S. Hattori, S. O. Danielache, M. S. Johnson, J. A. Schmidt, H. G. Kjaergaard, S. Toyoda, Y. Ueno, N. Yoshida
ATMOSPHERIC CHEMISTRY AND PHYSICS 11(19) 10293-10303 2011年 査読有り
We report measurements of the ultraviolet absorption cross sections of (OCS)-S-32, (OCS)-S-33, (OCS)-S-34 and (OCS)-C-13 from 195 to 260 nm. The OCS isotopologues were synthesized from isotopically-enriched elemental sulfur by reaction with carbon monoxide. The measured cross section of (OCS)-S-32 is consistent with literature spectra recorded using natural abundance samples. Relative to the spectrum of the most abundant isotopologue, substitution of heavier rare isotopes has two effects. First, as predicted by the reflection principle, the Gaussian-based absorption envelope becomes slightly narrower and blue-shifted.
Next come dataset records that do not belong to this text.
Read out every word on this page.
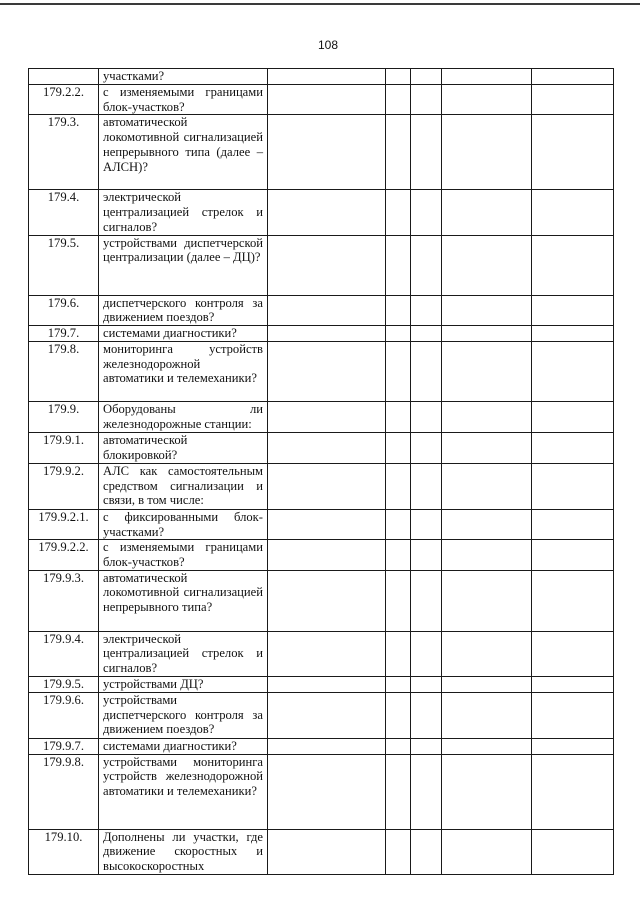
108
	участками?					
179.2.2.	с изменяемыми границами блок-участков?					
179.3.	автоматической локомотивной сигнализацией непрерывного типа (далее – АЛСН)?					
179.4.	электрической централизацией стрелок и сигналов?					
179.5.	устройствами диспетчерской централизации (далее – ДЦ)?					
179.6.	диспетчерского контроля за движением поездов?					
179.7.	системами диагностики?					
179.8.	мониторинга устройств железнодорожной автоматики и телемеханики?					
179.9.	Оборудованы ли железнодорожные станции:					
179.9.1.	автоматической блокировкой?					
179.9.2.	АЛС как самостоятельным средством сигнализации и связи, в том числе:					
179.9.2.1.	с фиксированными блок-участками?					
179.9.2.2.	с изменяемыми границами блок-участков?					
179.9.3.	автоматической локомотивной сигнализацией непрерывного типа?					
179.9.4.	электрической централизацией стрелок и сигналов?					
179.9.5.	устройствами ДЦ?					
179.9.6.	устройствами диспетчерского контроля за движением поездов?					
179.9.7.	системами диагностики?					
179.9.8.	устройствами мониторинга устройств железнодорожной автоматики и телемеханики?					
179.10.	Дополнены ли участки, где движение скоростных и высокоскоростных					
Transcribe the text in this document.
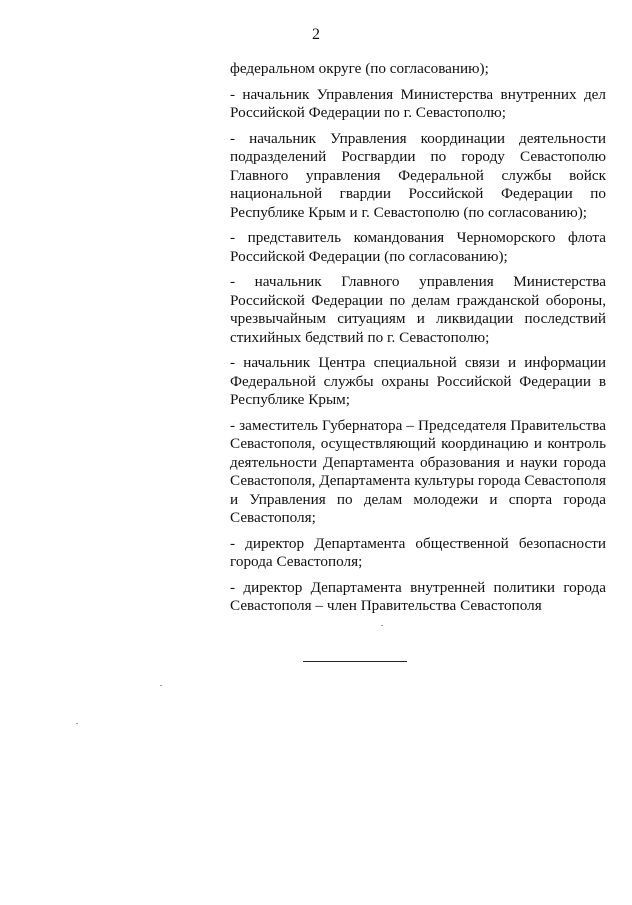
2

федеральном округе (по согласованию);

- начальник Управления Министерства внутренних дел Российской Федерации по г. Севастополю;

- начальник Управления координации деятельности подразделений Росгвардии по городу Севастополю Главного управления Федеральной службы войск национальной гвардии Российской Федерации по Республике Крым и г. Севастополю (по согласованию);

- представитель командования Черноморского флота Российской Федерации (по согласованию);

- начальник Главного управления Министерства Российской Федерации по делам гражданской обороны, чрезвычайным ситуациям и ликвидации последствий стихийных бедствий по г. Севастополю;

- начальник Центра специальной связи и информации Федеральной службы охраны Российской Федерации в Республике Крым;

- заместитель Губернатора – Председателя Правительства Севастополя, осуществляющий координацию и контроль деятельности Департамента образования и науки города Севастополя, Департамента культуры города Севастополя и Управления по делам молодежи и спорта города Севастополя;

- директор Департамента общественной безопасности города Севастополя;

- директор Департамента внутренней политики города Севастополя – член Правительства Севастополя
Second, as predicted by Franck-Condon considerations, the weak vibrational structure is red-shifted. Sulfur isotopic fractionation constants ((33)epsilon, (34)epsilon) as a function of wavelength are not highly structured, and tend to be close to zero on average on the high energy side and negative on the low energy side. The integrated photolysis rate of each isotopologue at 20 km, the approximate altitude at which most OCS photolysis occurs, was calculated. Sulfur isotopic fractionation constants at 20 km altitude are (-3.7 +/- 4.5)parts per thousand and (1.1 +/- 4.2)parts per thousand for (33)epsilon and (34)epsilon, respectively, which is inconsistent with the previously estimated large fractionation of over 73 parts per thousand in (34)epsilon. This demonstrates that OCS photolysis does not produce sulfur isotopic fractionation of more than ca. 5 parts per thousand, suggesting OCS may indeed be a significant source of background stratospheric sulfate aerosols. Finally, the predicted isotopic fractionation constant for S-33 excess (E-33) in OCS photolysis is (-4.2 +/- 6.6)parts per thousand, and thus photolysis of OCS is not expected to be the source of the non-mass-dependent signature observed in modern and Archaean samples.